At the time it came out, there was a lot of novelty value in Neeson playing a hard man making mincemeat out of Eastern European human traffickers. “Isn’t that the soft old dude from Love Actually, lol”, we all exclaimed. But it bloody worked and no one could deny it. As well as the inevitable rip-offs, Taken spawned a few disappointing sequels, but also a large number of similarly formulaic action-thriller flicks that have serious old Neeson frowning all the time while running around killing criminal scum and saving his family. It’s practically its own sub-genre now.
Which brings me to The Marksman, the latest Neeson hard man action star movie. If Non-Stop was Taken on a plane and The Commuter was Taken on a train, The Marksman is Taken on an interstate road trip. Instead of Eastern European human traffickers, it’s Mexican cartel enforcers and instead of his daughter, it’s a kid who those monsters want to kill. They want to make an example of some relative who wronged them, so the kid has to die—but not if Neeson can stop them.
It’s more of a thriller than full-blown action and has some great, edge-of-your-seat suspense sequences in it. But don’t worry, like Schwarzenegger in The Last Stand, Stallone in Rambo 5 and Adkins in Close Range among many other examples, Neeson wastes a bunch of cartel meanies in this one. He wastes them real good.
Neeson plays Jim Hanson, an honest bloke who wears a cowboy hat, raises and lowers Old Glory at his ranch every day, likes his steak rare and his whiskey straight. He doesn’t talk with some weird drawly accent, he talks like Liam Neeson does in every movie. He’s a former marine, served in ‘Nam and is a bit of a deadeye dick with a rifle, so look out any predators he finds having a go at the stock on his ranch. Or, of course, cartel killers wanting to slay an innocent child.
My references to beefcake action stars in other movies aren’t really apt for this one. Who Hanson is, his story arc in The Marksman, and the script’s multiple references to his age make Unforgiven-era Clint Eastwood a much fairer comparison. His encounters with the cartel aren’t entirely restricted to his using his titular rifle skills and do require he get his fists flying a bit, but he doesn’t pop his shirt off at all and is mostly trying to evade the baddies rather than eradicate them.

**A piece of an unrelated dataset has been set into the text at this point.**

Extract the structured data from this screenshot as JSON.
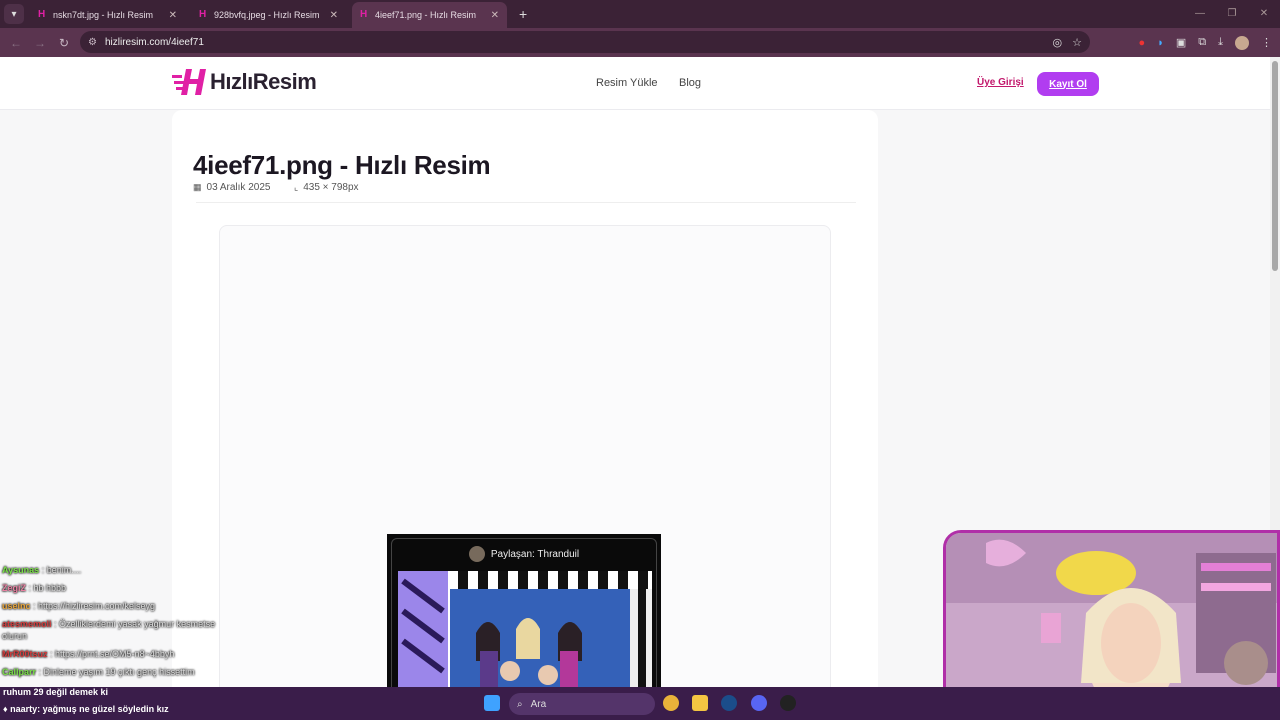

And as familiar as this latest Neeson film may feel, especially early on, the third act pulls off a few interesting subversions that make it a bit of a deeper experience. There’s no iconic monologue like there is in Taken, but The Marksman could just be another evolution in Neeson’s career, albeit a more subtle one than the drastic handbrake turn of 2008. If he’s about to star in a slew of more thoughtful action-thrillers in which his old age plays a more prominent part of the film, if he really is moving into late-career Eastwood mode—well, I’m sure as hell here for it.